Profile Stitching rules

General information

Here you can find examples of Profile Stitching rules possible to set in Business Explorer in Setup -> Identity Stitching tab (find more here about it).

Main idea of setting up PS rule is setting up the path in the payload to the PS identifier for the particular source and type of customer event using JSON Functions and Operators in PostgreSQL syntax. So, if your identifier is email and the payload looks like

{
	"email": "example@test.com",
	"activity": "campaign opened",
    "campaign_name": "Test Campaign"
}

 then your rule will be:

payload ->> 'email' 

The value can be cleaned or decoded if it is required for the business case using common PostgreSQL functions and expressions. 

Remember: Often it is more efficient to set up more complex PS rule to clean and unify identifiers, than to do the same in ETL before loading the data. 

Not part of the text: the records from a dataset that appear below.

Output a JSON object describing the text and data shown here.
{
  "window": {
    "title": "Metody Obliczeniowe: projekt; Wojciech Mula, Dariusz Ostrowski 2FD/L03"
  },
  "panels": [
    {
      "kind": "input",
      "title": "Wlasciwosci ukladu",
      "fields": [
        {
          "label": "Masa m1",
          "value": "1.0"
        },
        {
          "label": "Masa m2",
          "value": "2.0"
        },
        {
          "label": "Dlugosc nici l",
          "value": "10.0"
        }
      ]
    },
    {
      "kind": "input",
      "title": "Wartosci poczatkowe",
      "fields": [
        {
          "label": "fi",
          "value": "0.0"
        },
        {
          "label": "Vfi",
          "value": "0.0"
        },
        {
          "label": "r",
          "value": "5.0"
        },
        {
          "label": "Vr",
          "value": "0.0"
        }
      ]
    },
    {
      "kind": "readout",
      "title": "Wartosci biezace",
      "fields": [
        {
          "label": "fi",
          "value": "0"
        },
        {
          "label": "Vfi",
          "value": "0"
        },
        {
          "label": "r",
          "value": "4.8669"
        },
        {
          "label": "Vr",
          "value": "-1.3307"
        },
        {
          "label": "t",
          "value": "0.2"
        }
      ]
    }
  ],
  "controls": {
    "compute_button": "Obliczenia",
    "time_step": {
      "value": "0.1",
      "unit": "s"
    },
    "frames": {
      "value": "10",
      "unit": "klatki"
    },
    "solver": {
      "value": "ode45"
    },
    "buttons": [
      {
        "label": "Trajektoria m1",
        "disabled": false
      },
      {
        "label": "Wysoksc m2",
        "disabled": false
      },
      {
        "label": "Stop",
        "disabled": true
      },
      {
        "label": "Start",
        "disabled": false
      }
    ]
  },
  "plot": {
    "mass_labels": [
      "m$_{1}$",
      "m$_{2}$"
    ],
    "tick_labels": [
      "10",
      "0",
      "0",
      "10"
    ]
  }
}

Warning: Make sure your Identity Stitching graph is correct and you understand the format of the PS identifiers before setting up PS rules.

Examples

  • Nothing complicated, just get PS identifier:
payload ->> 'identifier'

Make sure that your Emails are case unified:

LOWER(TRIM(payload ->> 'email'))

Use regexp if you want to avoid stitching some not valuable values:

CASE 
	WHEN payload @@ '$.device_id like_regex "^[^1-9a-zA-Z]+$"'THEN NULL
	ELSE payload ->> 'device_id'
END

Trim the ID:

TRIM(payload ->> 'phone')

Or us it all together:

case 
	when lower(payload ->> 'id') in ('none', '0', 'null', '') then NULL
	else rtrim(payload ->> 'id', '.0')
end

Arrays are supported as well:

jsonb_array_elements_text(payload -> 'list_ids')

And even encoding is possible:

encode(sha256((payload->>'id_to encode')::bytea), 'hex')

Warning: Always test the rules you are planning to implement on relevant data sample before implementing it.